One way of answering this kind of challenge is to ask oneself to consider a philosophical thought experiment in which one is given a forced choice between sacrificing two things of value. Such problem are known a "trolley problems" in the philosophical literature. Usually one put a person on one track and, say, five persons on the other track, and one is instructed that one cannot prevent the trolley from running over and killing either the one or the five. Most people readily choose the lesser evil and save five while sacrificing the one.
But lets alter this example as follows: let's assume that we put the human species on one track, and all other living species on the other. I call this the Cosmic Trolley. Suppose that one is now asked to choose between saving humanity and saving all other living species on Earth. What morally should one choose?
Defenders of the homocentric ethics, like Kant, would have to choose to save humanity, even if that meant sacrificing all other living species, because they believe that only rational human moral agents possess intrinsic moral value, and therefore that the value of other life forms derive from their relationship to our interests. But this could not be a universal law using Kant's categorical imperative since making such a choice would end up in self-contradiction. Choosing to save humanity while sacrificing all other species would be self-defeating because other species of living things can survive perfectly well if there were no human beings at all. But humans cannot possibly survive without other living things. What would we eat once the Tang ran out?
Humans are dependent on the rest of the biological world for own survival, but the converse is not the case. Thus, willing the destruction of all other species of living things in order to preserve humanity would be self-defeating.
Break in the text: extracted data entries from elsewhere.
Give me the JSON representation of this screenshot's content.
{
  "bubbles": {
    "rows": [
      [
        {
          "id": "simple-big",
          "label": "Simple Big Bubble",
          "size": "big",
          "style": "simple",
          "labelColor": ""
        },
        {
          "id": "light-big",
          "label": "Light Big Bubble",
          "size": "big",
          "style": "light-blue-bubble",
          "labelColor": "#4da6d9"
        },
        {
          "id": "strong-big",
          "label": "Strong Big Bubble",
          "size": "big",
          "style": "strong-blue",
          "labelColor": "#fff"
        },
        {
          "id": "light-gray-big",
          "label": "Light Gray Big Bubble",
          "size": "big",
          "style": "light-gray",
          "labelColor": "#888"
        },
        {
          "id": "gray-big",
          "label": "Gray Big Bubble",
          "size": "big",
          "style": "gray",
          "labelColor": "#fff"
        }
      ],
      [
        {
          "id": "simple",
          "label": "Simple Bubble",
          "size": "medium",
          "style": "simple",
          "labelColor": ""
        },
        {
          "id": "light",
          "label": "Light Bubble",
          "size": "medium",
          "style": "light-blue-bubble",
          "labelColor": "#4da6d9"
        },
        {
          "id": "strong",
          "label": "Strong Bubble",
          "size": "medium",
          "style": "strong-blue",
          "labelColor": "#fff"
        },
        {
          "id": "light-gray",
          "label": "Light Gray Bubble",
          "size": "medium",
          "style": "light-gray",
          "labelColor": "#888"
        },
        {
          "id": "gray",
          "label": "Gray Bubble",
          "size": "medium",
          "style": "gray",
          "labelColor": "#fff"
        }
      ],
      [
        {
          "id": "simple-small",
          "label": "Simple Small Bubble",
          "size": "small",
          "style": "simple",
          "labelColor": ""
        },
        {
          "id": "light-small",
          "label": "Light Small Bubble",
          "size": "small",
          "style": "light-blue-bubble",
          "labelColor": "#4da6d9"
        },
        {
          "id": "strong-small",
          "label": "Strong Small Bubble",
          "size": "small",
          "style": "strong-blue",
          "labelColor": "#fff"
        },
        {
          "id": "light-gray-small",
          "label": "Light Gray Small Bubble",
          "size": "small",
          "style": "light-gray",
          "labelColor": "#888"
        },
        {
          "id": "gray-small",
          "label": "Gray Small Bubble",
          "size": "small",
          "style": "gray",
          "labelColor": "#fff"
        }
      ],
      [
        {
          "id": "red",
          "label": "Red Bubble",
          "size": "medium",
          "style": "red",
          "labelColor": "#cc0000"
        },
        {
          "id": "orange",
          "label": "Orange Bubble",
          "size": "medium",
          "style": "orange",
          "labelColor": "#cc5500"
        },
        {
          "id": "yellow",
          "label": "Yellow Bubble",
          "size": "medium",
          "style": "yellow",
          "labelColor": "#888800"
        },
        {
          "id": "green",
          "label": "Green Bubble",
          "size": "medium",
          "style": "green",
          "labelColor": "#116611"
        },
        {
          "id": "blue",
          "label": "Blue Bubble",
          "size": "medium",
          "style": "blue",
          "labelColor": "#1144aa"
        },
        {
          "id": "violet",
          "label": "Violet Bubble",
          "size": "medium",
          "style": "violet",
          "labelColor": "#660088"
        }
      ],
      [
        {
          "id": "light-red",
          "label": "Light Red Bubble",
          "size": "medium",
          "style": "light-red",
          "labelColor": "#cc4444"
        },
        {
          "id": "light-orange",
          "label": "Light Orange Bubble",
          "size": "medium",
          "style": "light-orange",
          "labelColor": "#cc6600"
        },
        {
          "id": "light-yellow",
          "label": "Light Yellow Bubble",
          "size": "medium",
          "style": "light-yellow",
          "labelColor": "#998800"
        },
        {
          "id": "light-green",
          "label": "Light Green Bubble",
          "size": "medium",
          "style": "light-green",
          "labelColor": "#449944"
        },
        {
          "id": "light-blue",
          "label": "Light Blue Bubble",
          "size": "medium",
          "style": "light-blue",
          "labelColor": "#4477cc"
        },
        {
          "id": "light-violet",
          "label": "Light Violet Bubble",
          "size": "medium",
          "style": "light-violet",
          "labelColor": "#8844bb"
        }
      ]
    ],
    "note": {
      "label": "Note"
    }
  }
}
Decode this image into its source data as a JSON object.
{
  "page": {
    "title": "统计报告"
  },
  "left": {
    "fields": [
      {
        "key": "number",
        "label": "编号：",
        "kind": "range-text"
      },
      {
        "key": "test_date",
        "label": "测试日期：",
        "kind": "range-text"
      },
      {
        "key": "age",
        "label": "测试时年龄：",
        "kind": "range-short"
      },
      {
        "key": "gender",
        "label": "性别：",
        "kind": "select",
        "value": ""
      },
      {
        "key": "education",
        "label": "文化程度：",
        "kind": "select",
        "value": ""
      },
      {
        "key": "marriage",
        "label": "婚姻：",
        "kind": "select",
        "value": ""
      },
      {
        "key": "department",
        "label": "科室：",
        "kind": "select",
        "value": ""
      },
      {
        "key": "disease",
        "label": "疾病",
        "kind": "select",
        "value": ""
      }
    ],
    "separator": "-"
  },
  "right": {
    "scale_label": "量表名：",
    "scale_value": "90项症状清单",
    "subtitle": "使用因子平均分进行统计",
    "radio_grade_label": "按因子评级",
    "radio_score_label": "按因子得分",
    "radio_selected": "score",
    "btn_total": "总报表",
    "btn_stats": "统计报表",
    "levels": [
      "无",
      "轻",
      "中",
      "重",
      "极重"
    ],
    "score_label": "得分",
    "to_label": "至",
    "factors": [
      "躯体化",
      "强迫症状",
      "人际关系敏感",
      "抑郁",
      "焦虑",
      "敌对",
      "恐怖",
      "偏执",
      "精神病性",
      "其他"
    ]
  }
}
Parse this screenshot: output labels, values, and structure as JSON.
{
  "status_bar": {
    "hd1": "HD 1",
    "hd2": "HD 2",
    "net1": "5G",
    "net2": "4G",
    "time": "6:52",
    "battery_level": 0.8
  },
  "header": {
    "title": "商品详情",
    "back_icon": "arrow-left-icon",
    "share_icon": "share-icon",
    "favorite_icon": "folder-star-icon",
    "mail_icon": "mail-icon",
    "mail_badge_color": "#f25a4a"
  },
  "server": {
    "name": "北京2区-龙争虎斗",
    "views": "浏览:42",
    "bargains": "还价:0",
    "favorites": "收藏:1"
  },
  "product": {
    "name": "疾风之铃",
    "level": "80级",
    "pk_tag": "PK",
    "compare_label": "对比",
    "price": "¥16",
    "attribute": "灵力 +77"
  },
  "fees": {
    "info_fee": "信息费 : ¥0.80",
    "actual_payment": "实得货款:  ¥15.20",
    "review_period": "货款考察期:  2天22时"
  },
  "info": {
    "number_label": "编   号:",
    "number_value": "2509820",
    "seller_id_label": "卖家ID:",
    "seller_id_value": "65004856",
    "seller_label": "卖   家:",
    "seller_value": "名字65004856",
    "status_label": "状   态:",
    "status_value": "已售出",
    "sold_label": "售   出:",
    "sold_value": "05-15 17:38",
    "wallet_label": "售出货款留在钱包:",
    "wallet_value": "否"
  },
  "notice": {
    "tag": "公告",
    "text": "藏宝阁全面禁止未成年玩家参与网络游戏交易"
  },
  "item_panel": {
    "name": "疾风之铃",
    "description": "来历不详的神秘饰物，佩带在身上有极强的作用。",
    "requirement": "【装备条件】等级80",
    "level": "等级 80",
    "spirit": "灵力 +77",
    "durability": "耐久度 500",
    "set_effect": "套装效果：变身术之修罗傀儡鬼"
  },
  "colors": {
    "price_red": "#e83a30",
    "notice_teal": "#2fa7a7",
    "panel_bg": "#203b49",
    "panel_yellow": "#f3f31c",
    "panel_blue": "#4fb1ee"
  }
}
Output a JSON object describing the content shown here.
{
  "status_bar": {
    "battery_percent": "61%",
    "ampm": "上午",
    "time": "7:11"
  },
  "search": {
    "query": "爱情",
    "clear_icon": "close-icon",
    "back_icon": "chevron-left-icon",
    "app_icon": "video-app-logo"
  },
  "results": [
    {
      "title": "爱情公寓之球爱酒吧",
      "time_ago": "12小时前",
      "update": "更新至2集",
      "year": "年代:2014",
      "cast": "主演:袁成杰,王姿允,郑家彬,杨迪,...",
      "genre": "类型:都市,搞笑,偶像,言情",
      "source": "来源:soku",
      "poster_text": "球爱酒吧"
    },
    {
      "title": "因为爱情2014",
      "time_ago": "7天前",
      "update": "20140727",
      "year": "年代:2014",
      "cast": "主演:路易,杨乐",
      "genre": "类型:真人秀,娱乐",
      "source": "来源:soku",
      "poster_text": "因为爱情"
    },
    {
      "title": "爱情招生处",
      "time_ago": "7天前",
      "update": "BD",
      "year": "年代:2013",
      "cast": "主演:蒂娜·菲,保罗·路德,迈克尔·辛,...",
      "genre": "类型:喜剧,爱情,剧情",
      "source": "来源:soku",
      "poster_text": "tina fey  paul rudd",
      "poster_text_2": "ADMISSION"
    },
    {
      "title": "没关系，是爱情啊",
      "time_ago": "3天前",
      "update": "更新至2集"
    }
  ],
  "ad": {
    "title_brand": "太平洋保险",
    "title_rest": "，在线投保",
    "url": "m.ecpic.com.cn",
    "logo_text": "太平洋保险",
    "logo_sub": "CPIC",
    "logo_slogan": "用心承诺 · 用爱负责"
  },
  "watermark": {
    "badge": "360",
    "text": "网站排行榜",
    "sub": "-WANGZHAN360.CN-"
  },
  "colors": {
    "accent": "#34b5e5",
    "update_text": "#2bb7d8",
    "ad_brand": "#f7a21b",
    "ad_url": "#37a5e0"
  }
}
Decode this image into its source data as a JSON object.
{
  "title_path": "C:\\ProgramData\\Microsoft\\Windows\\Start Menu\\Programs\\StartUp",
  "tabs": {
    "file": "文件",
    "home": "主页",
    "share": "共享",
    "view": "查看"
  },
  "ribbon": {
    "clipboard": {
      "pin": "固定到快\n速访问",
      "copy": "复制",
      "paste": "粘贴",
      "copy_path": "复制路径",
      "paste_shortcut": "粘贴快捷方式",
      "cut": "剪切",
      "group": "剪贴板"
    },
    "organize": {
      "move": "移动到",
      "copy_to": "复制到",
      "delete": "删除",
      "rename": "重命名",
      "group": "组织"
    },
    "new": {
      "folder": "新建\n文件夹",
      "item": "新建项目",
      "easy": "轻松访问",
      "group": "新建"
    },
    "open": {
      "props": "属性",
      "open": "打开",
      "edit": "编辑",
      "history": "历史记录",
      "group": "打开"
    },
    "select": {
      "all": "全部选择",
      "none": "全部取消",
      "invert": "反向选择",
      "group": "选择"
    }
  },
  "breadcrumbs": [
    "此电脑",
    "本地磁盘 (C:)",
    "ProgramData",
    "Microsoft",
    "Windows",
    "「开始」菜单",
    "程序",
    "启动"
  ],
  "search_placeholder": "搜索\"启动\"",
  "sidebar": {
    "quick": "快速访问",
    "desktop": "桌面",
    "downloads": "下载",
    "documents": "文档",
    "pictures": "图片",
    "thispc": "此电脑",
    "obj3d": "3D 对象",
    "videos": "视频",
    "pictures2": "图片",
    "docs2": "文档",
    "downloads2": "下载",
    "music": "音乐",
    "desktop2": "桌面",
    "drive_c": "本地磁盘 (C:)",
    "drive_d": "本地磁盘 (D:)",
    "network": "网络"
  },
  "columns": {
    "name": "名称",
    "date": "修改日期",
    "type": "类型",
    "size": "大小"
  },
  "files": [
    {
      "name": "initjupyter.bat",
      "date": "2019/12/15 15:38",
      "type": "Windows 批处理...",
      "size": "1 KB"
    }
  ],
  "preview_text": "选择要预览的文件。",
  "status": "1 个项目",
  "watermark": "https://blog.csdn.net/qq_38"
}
Therefore, it follows that nonhuman life has a greater moral value that human life. This, of course, does not prove that human life has no intrinsic value, but only that it cannot be the only thing in existence that has such value. The intrinsic value of human beings is entailed by the biocentric view, because we are also alive, but not conversely. The biocentric axiological perspective thus subsumes and encompasses the traditional homocentric axiology that has been the basis of most systems of human morality up until now.